Una vez, resumiendo un año de labor periodística conjunta, escribí a un compañero y amigo que si un día Cuba era atacada, con el fusil su puntería sería seguramente tan certera como con la palabra. Mi compañero, mi hermano, nunca llegó a tomar el fusil, y hoy ya no puede regalarnos su periodismo; sus palabras precisas ya no se escuchan, su voz ya no traspasa el éter. Mike murió en La Habana, hace unos dos años. Mike era un Pantera Negra.

Combatiente callejero en Norteamérica, al igual que otros Panteras evadió la cárcel y la muerte segura y partió un día hacia Cuba. En Cuba estudió, se hizo periodista, fue padre de una fina niña, y vivió y murió como un cubano más.

Pero Mike hablaba poco del pasado, de esa historia de lucha y de resistencia que ahora, vívidamente, nos trae Mumia Abu-Jamal en un título que se presentó en la Feria del Libro de La Habana.

El Partido Pantera Negra es una obra inusual en estas latitudes.

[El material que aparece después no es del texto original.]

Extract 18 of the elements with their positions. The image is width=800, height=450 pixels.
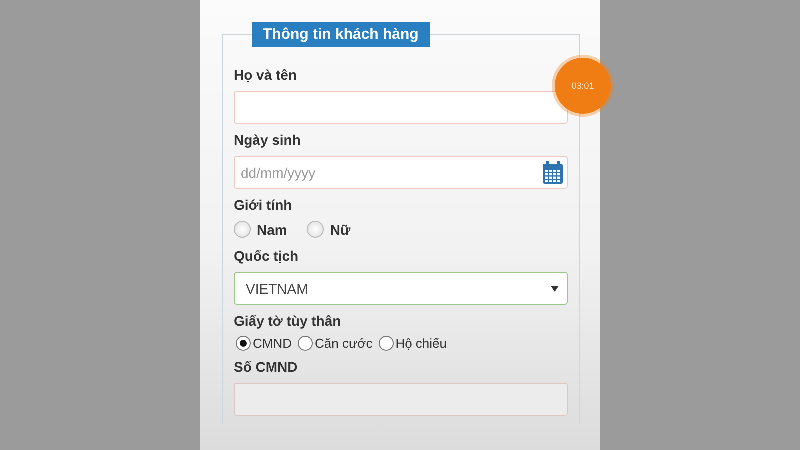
radio-option[interactable]: Nam (234, 221, 288, 238)
nationality-select[interactable]: VIETNAM (234, 272, 568, 305)
radio-option[interactable]: CMND (236, 336, 292, 351)
field-label: Giấy tờ tùy thân (234, 313, 342, 329)
field-label: Họ và tên (234, 67, 298, 83)
input-field[interactable] (234, 383, 568, 416)
radio-option[interactable]: Nữ (307, 221, 351, 238)
field-label: Ngày sinh (234, 132, 302, 148)
radio-option[interactable]: Hộ chiếu (378, 336, 447, 351)
input-field[interactable] (234, 91, 568, 124)
field-label: Giới tính (234, 197, 294, 213)
calendar-icon[interactable] (542, 160, 564, 184)
field-label: Quốc tịch (234, 248, 300, 264)
radio-option[interactable]: Căn cước (298, 336, 373, 351)
timer-badge: 03:01 (555, 58, 611, 114)
field-label: Số CMND (234, 359, 299, 375)
dropdown-arrow-icon (551, 286, 559, 292)
section-title: Thông tin khách hàng (252, 22, 430, 47)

Revela desde dentro la saga de una organización militante y rebelde en las calles de los Estados Unidos, la organización más revolucionaria que ha existido en ese país, que floreció, golpeó duramente en la conciencia de la sociedad, y feneció, víctima en primer lugar, de las intrigas de las agencias norteamericanas de espionaje y represión.

Es esta tal vez una de las lecciones más importantes de este libro hoy, en momentos en que en Estados Unidos la llamada Ley Patriótica cercena groseramente muchos de los mismos derechos y libertades que el FBI violó sin vacilación en su campaña contra el Partido Pantera Negra.

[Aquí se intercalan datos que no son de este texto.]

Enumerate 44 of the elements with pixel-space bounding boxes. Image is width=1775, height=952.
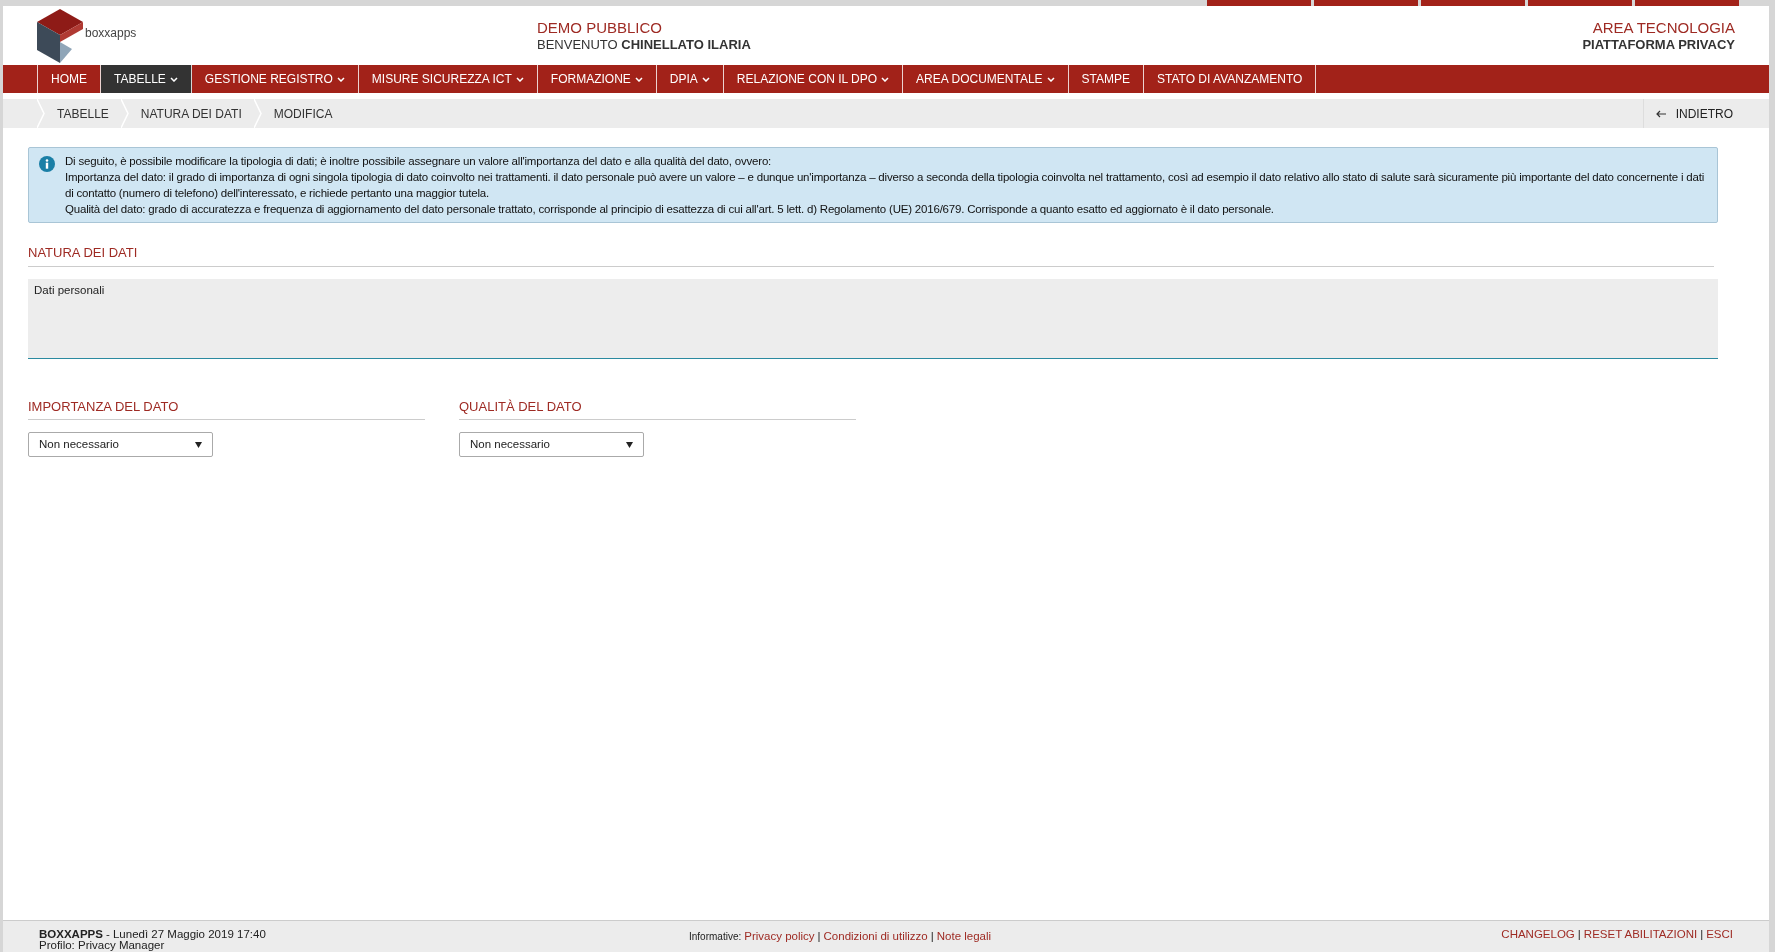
section-heading: NATURA DEI DATI (28, 243, 1714, 267)
footer-link[interactable]: ESCI (1706, 929, 1733, 940)
profile-label: Profilo: Privacy Manager (39, 940, 166, 951)
nature-text-area[interactable]: Dati personali (28, 278, 1718, 359)
top-tab[interactable] (1528, 0, 1632, 6)
info-paragraph: Qualità del dato: grado di accuratezza e frequenza di aggiornamento del dato personale trattato, corrisponde al principio di esattezza di cui all'art. 5 lett. d) Regolamento (UE) 2016/679. Corrisponde a quanto esatto ed aggiornato è il dato personale. (65, 202, 1275, 217)
info-paragraph: Importanza del dato: il grado di importanza di ogni singola tipologia di dato coinvolto nei trattamenti. il dato personale può avere un valore – e dunque un'importanza – diverso a seconda della tipologia coinvolta nel trattamento, così ad esempio il dato relativo allo stato di salute sarà sicuramente più importante del dato concernente i dati di contatto (numero di telefono) dell'interessato, e richiede pertanto una maggior tutela. (65, 170, 1705, 201)
demo-label: DEMO PUBBLICO (537, 18, 664, 36)
separator: | (930, 931, 934, 942)
logo-cube-icon (37, 8, 83, 63)
select-field[interactable]: Non necessario (28, 432, 213, 457)
footer-link[interactable]: CHANGELOG (1501, 929, 1575, 940)
breadcrumb-link[interactable]: TABELLE (45, 104, 121, 123)
breadcrumb-link[interactable]: NATURA DEI DATI (128, 104, 254, 123)
section-heading: QUALITÀ DEL DATO (459, 396, 856, 420)
nav-tab[interactable]: TABELLE (101, 65, 192, 93)
top-tab[interactable] (1207, 0, 1311, 6)
footer-link[interactable]: Privacy policy (744, 931, 815, 942)
dropdown-arrow-icon (195, 441, 202, 448)
info-paragraph: Di seguito, è possibile modificare la tipologia di dati; è inoltre possibile assegnare un valore all'importanza del dato e alla qualità del dato, ovvero: (65, 154, 773, 169)
footer-link[interactable]: Condizioni di utilizzo (823, 931, 928, 942)
logo-text: boxxapps (85, 24, 137, 42)
breadcrumb-link[interactable]: MODIFICA (261, 104, 345, 123)
section-heading: IMPORTANZA DEL DATO (28, 396, 425, 420)
date-time: - Lunedì 27 Maggio 2019 17:40 (105, 929, 266, 940)
select-field[interactable]: Non necessario (459, 432, 644, 457)
footer-link[interactable]: Note legali (936, 931, 992, 942)
informative-label: Informative: (689, 931, 742, 942)
dropdown-arrow-icon (626, 441, 633, 448)
nav-tab[interactable]: HOME (37, 65, 101, 93)
separator: | (817, 931, 821, 942)
back-arrow-icon (1655, 109, 1666, 118)
top-tab[interactable] (1635, 0, 1739, 6)
info-icon (39, 156, 55, 172)
brand-label: BOXXAPPS (39, 929, 103, 940)
separator: | (1577, 929, 1581, 940)
welcome-text: BENVENUTO CHINELLATO ILARIA (537, 35, 751, 53)
top-tab[interactable] (1314, 0, 1418, 6)
top-tab[interactable] (1421, 0, 1525, 6)
platform-title: PIATTAFORMA PRIVACY (1582, 35, 1735, 53)
footer-link[interactable]: RESET ABILITAZIONI (1583, 929, 1698, 940)
area-title: AREA TECNOLOGIA (1592, 18, 1735, 36)
back-button[interactable]: INDIETRO (1642, 99, 1745, 128)
separator: | (1700, 929, 1704, 940)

«Todo lo que hace 30 años era ilegal —explicaba recientemente Mumia al programa radial Democracy Now—, el robo de correspondencia, los allanamientos, el uso de agentes provocadores, todo eso que era ilegal entonces, bajo la Ley Patriótica se hace legal, y ello es obsceno».

En este sentido, otra lección que nos trae Mumia en su libro es ver cómo la dirección de la organización, aferrada a un enfoque legalista, creyó que habría líneas de elemental decoro que las autoridades estadounidenses no se atreverían a cruzar. No reconocer la capacidad de engaño, maquinación e intriga del FBI y otras agencias federales fue un error lamentable y costoso.

Pero tal vez la esencia que más claramente emana de El Partido Pantera Negra, aquello que de manera más gráfica ha de quedar en el lector cubano, sea, al decir del propio Mumia, «ese profundo sentir, esa sensación de ser extraño, que aún vive en el corazón de millones de hombres y mujeres negros en los Estados Unidos», las experiencias sufridas por los norteamericanos negros en una tierra donde viven sintiéndose eternamente extraños. El Partido Pantera Negra puede hoy pertenecer al pasado, pero ese sentir, que un día lo hizo emerger, aún permanece.

A los cubanos, que sentimos a África correr por nuestra sangre, puede resultarnos difícil imaginar esta sensación.

No había leído antes este libro de Mumia, y ya no podré preguntar a Mike cuán extraño pudo sentirse en Cuba, pero intuyo su respuesta.